I remember having this debate with my colleagues a few years ago. I ran a youth club that had a nominal entry fee. This entry fee was saved in the accounts and every term or so we would then have a meeting and decide what we would spend the money on. It could be new games, new resources or a club trip. The indirect learning from this was how to debate and negotiate, the concept of having to save for things, how to work with others and how to compromise.... amongst other things.

I was aware that not everyone would remember the money, some families might have the money at certain times of the month and not at others. The kids knew that if they did not have it, I had a grace attitude, to this "policy". I would not refuse entry but they could pay double the next week and I had a small book to mark up. The young people also knew that if this persisted they would not get in until the book was clear.

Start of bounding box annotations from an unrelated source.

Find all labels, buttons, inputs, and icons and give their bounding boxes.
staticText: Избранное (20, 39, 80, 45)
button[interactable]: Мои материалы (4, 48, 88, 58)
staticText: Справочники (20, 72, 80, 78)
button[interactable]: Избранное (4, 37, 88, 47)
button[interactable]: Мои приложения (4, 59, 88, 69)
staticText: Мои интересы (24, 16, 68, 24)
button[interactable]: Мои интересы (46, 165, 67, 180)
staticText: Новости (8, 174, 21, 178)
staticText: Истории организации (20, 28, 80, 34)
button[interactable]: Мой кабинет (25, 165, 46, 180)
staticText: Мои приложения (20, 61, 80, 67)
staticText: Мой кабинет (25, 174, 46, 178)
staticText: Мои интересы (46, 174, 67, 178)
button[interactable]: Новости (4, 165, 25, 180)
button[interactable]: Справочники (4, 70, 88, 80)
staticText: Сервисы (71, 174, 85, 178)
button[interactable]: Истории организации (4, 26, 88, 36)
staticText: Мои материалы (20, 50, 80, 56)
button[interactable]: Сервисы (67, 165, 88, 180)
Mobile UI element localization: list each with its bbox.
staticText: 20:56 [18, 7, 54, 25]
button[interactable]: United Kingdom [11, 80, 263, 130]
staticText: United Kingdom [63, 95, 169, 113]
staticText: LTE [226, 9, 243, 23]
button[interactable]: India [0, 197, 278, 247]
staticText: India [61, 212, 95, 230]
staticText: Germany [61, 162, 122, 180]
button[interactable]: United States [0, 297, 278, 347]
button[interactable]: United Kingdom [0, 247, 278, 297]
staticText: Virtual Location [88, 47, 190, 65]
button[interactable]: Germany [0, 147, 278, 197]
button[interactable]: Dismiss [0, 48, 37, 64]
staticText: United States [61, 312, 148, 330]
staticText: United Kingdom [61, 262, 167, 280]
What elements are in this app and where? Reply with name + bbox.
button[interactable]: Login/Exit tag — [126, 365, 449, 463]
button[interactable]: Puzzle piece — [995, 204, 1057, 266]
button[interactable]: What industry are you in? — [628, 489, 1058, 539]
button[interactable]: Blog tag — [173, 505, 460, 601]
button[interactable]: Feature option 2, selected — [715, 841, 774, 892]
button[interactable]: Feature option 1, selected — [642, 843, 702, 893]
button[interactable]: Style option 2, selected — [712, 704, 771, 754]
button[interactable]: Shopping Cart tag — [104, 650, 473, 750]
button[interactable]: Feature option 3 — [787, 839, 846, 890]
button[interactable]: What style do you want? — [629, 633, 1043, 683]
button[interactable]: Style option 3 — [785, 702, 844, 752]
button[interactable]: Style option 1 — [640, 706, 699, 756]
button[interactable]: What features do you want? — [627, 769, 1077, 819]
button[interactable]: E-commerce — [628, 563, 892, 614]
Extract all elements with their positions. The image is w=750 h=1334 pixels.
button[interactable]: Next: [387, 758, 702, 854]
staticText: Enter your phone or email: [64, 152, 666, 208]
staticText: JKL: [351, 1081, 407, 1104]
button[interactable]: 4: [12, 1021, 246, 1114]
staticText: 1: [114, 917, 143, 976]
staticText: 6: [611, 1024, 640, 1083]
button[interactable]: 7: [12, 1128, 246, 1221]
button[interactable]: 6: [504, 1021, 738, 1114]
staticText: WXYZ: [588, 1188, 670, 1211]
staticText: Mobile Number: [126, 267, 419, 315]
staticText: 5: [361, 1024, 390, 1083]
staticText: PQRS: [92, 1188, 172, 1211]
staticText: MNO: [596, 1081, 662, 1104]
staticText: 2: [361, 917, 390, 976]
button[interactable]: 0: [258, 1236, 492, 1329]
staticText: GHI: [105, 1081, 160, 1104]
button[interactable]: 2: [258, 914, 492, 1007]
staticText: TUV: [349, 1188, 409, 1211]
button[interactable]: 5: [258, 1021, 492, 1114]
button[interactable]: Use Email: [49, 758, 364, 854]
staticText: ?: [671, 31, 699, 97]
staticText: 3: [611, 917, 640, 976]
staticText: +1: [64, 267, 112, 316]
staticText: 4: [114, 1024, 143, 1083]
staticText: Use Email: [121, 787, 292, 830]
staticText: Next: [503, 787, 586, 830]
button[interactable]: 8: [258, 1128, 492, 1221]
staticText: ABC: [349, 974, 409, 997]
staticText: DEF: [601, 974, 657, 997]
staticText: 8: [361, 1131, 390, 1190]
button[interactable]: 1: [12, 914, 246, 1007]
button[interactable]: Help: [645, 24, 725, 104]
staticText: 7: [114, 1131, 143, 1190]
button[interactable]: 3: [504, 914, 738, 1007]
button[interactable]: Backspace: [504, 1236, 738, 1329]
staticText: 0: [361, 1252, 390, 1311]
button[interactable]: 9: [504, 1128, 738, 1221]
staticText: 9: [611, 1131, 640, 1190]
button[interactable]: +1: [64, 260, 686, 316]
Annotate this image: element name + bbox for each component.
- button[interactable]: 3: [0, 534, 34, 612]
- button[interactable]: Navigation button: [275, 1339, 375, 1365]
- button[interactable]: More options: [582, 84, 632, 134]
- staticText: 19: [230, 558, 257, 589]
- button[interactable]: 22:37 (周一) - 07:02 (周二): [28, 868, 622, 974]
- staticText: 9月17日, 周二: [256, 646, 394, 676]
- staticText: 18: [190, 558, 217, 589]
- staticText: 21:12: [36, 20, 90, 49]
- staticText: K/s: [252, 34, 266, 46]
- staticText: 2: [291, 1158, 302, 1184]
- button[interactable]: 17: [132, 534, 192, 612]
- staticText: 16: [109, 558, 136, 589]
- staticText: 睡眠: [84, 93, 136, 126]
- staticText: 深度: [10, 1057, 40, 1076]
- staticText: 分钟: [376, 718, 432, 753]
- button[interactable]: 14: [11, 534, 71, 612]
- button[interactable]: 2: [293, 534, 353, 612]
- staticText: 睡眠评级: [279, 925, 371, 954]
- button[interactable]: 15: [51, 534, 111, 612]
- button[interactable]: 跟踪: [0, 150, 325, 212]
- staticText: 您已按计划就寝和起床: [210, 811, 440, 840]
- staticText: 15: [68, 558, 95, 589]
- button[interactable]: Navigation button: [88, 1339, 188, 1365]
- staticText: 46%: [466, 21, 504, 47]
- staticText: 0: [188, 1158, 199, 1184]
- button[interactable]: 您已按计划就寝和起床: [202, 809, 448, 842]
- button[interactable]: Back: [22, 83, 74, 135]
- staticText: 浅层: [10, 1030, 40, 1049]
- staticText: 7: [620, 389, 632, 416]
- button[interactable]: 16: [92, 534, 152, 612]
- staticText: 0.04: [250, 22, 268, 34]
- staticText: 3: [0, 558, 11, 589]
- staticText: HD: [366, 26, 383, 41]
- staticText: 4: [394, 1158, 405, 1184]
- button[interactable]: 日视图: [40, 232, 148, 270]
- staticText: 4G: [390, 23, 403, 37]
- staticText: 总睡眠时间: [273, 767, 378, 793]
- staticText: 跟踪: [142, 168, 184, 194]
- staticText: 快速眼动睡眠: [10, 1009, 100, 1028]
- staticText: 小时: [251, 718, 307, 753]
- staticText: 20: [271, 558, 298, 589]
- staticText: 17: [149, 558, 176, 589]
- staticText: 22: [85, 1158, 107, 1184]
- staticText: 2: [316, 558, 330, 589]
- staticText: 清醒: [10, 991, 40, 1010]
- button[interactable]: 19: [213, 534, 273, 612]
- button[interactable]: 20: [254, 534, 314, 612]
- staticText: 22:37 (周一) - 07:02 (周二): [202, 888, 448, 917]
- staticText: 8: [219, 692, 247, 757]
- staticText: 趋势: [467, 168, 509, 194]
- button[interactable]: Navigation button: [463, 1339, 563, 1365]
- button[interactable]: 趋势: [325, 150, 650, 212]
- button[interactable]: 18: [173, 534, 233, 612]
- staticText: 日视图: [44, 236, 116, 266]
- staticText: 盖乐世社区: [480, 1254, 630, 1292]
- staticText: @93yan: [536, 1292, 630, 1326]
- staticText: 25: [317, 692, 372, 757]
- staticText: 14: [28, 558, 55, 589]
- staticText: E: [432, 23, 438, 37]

I then went on maternity leave. (Those that know me know how long ago this was) When I came back I found out the worker in my place had declared the club a free club. When I asked why this was they said it was because they had not wanted to exclude and stigmatise people in the group.

Sounds fair enough doesn't it?

Except that along with throwing out the entry fee, they had also thrown out the indirect learning. The group had lost the concept of ownership, they did not care about the resources, behaviour had gone rogue and the worker had no money in the books to replenish stock, replace what was being trashed or improve the club.

A dependency culture had been created and with that respect had all but vanished. The person had meant well in dropping the fee but the consequences were substantial.

Sometimes seemingly small and insignificant actions or even words can have a lasting impact. Sometimes that is because you are the wrong question or think of a solution that suits you rather than see if its the right solution.

If you assume that you see what the other person sees without checking that you are looking at the same thing (and have an understanding with each other) you will inevitably get the wrong answer to your question.

Again a few years ago when I was invigilating a Maths exam a pupil stuck his hand up for help. I approached and realised that he wanted help with the answer (which obviously I could not do) he had to draw a bar graph with 4 units and the paper had drawn a box only big enough for the answer, so the x axis had to be on the bottom line to fit. The boy had drawn the graph one line up, so ran out of graph lines at the top. His question to me was the answer is 4 but there is not room to fit it, What do I do? I was itching to tell him to move the axis down for it to fit but could not. His problem was perception. I just had to say I can't tell you the answer, you need to draw what you think the answer is.

He knew the answer but had a wrong starting point.

If you do not understand where the person is coming from you can end up way of tangent.